The Great Mullein (Verbascum thapsus) is a mullein species that is native to Europe, Asia, and northern Africa. It has also been introduced into Australia and the Americas. It was first described by Carolus Linnaeus in Species Plantarum which was published in 1753. However, before this it was actually a herb called thaspus used by the Ancient Greeks.http://www.itsnature.org/wp-content/uploads/2010/11/4741780044_a3e60ba667.jpg
There are 3 sub-species of the Great Mullein:
- Verbasum thaspus subsp. Thaspus – the nominate species which is widespread
- Verbasum thaspus subsp. Crassifolium – found in the Mediterranean region and up to 2,000 metres in elevation in south-western Austria
- Verbaspum thaspus subsp. Giganteum – endemic to Spain
The Great Mullein is a plant that produces a rosette of leaves during its 1st year of growth. These leaves are rather large, and can be up to 50 cm long. In the 2nd year, these plants produce only a singled unbranched stem that is between 1 to 2 m tall. East of its range in China, it usually grows up to only 1.5 m tall. This stem which is almost like a pole has a densely packed flower spike that can actually occupy up to half of the stems length. The plant is covered with star-shaped trichomes. It has a silvery appearance because of the thick cover on the leaves.

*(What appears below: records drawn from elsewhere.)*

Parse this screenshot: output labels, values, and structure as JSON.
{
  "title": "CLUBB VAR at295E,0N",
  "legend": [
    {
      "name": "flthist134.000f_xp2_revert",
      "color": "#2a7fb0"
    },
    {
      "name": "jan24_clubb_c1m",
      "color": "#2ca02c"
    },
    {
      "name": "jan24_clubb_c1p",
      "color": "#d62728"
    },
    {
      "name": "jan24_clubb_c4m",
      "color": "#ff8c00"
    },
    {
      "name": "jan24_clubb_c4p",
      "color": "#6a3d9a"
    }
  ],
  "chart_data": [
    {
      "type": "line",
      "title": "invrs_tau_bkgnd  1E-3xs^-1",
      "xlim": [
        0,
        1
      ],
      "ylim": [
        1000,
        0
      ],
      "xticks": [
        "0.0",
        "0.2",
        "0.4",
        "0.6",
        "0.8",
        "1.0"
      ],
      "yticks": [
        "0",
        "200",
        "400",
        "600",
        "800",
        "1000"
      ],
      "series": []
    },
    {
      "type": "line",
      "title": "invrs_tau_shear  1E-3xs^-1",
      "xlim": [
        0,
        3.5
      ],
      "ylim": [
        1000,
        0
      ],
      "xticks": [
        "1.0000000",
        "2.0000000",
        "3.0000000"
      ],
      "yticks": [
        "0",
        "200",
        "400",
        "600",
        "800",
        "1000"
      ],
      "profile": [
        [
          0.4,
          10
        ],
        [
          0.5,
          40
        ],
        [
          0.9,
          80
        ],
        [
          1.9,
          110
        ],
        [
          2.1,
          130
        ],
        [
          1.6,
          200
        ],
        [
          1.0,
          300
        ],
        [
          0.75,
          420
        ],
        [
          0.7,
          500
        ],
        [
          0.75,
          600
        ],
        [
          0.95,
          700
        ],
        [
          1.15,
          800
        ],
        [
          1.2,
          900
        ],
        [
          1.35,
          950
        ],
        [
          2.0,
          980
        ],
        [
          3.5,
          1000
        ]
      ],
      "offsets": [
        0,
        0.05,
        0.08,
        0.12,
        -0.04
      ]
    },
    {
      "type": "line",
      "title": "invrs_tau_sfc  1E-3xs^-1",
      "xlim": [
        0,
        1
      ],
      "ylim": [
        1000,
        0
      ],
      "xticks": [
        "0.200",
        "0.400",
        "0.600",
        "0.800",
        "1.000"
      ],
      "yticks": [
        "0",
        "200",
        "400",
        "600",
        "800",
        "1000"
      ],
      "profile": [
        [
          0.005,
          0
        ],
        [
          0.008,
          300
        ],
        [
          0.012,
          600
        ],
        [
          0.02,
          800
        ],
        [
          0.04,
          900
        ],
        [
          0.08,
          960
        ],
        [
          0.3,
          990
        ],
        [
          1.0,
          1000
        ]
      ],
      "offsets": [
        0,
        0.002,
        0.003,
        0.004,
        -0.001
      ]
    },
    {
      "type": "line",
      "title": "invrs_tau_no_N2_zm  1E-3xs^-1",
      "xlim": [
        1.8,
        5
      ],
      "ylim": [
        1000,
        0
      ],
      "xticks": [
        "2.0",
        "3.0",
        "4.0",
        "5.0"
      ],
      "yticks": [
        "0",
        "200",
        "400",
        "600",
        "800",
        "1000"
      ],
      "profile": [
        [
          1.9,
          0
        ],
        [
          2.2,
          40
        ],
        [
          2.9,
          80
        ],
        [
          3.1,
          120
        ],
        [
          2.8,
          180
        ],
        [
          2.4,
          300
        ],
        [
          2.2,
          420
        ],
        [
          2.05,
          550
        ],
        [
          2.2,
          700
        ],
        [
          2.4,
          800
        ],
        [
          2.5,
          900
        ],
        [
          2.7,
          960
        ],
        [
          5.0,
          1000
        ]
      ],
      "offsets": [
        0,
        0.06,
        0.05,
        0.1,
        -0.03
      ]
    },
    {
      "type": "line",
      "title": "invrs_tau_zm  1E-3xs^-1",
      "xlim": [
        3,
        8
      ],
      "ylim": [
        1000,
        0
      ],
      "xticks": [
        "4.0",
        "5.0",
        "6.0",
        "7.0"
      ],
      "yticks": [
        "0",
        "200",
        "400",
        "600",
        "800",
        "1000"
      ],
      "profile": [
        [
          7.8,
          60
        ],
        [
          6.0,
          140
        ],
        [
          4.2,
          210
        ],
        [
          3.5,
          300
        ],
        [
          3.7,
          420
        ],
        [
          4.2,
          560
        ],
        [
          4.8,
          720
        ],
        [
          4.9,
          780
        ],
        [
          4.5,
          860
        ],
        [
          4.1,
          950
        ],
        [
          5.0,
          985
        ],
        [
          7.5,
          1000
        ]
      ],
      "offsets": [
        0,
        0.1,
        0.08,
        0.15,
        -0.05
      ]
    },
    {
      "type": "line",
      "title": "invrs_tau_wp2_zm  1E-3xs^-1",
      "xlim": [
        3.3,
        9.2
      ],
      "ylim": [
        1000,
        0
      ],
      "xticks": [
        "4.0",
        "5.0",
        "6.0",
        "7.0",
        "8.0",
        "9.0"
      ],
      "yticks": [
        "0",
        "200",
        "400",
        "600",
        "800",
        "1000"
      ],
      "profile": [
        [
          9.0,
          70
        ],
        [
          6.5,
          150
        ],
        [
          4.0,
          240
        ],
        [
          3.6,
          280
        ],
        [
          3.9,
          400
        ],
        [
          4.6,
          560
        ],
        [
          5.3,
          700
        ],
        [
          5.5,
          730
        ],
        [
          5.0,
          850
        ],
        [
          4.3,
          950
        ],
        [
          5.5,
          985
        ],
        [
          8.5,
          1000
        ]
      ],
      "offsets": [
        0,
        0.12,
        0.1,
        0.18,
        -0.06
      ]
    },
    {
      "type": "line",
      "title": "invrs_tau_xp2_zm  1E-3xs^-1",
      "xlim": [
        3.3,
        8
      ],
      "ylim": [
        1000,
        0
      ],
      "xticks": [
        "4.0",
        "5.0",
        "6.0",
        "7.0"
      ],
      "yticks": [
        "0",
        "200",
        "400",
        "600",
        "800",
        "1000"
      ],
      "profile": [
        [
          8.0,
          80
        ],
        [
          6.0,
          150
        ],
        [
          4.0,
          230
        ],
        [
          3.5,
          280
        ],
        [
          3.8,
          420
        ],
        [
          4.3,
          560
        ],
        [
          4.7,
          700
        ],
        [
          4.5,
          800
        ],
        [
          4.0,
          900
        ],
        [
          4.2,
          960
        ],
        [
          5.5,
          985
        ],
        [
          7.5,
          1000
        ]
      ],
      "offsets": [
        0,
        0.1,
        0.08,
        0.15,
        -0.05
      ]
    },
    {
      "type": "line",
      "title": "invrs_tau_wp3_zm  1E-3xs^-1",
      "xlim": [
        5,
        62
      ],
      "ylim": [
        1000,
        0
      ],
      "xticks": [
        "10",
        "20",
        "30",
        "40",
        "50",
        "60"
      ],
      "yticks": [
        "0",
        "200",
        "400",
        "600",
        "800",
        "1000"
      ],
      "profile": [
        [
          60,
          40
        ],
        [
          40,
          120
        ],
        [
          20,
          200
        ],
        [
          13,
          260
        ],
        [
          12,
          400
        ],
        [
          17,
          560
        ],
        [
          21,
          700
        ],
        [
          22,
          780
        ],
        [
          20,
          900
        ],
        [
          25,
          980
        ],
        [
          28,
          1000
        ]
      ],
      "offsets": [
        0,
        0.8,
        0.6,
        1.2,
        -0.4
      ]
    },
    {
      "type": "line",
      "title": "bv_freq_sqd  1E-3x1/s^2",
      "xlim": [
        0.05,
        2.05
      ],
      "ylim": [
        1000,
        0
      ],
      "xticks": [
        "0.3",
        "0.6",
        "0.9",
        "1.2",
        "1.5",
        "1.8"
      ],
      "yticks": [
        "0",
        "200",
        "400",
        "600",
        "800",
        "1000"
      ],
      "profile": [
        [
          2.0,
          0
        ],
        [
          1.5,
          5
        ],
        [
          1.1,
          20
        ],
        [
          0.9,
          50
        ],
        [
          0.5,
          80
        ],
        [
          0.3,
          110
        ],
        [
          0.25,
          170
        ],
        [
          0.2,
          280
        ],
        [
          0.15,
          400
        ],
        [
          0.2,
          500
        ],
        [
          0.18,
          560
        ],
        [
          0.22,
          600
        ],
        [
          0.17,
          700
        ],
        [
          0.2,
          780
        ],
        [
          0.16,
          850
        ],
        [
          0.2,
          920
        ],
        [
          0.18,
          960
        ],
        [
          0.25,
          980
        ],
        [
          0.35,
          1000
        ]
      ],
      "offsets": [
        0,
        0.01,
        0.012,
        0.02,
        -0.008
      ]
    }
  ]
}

Flowering plants are alternately arranged on each stem. These are quite thick, and can be shaped either oblanceolate to oblong. They are about 50 cm long and 14 cm wide. They do become smaller as the stem is higher. These flowering plants release seeds and it will presist into the winter after it dries into hard and stiff structures of dry seed capsules. The flowers itself are yellow. Flowering will last for up to 3 months, usually between June to August in northern Europe.
The native range of the Great Mullein is Europe, northern Africa, and Asia. This ranges from western China, to as far east as the Azores and the Canary Islands. From the north, its native areas include Scandinavia, the British Isles, and Siberia. It is found as far south as the Himalayas. In northern Europe, they can survive in elevations above sea level of up to 1,850 m altitude. However, in China, it only grows up to 1,400 to 3,200 m altitude.
It can be found in temperate environments. It has been introduced to and has been established as a weed in New Zealand, Australia, tropical Asia, North America (including Hawaii), La Reunion, Chile, Argentina, Japan, and Hispaniola.
As mentioned above, the Great Mullein has been used since ancient times. It was used in medical remedies for breathing, throat, and skin ailments. Dioscorides first recommended the use of this plant 2000 years ago for respiratory-related diseases. It is now widely available in many health and herbal stores today to use to make herbal teas or just to eat in a capsule. North Americans smoked these leaves for respiratory-related ailments too.
Other non-medical uses for the Great Mullein include using it in hair dye, candle wicks, and torches.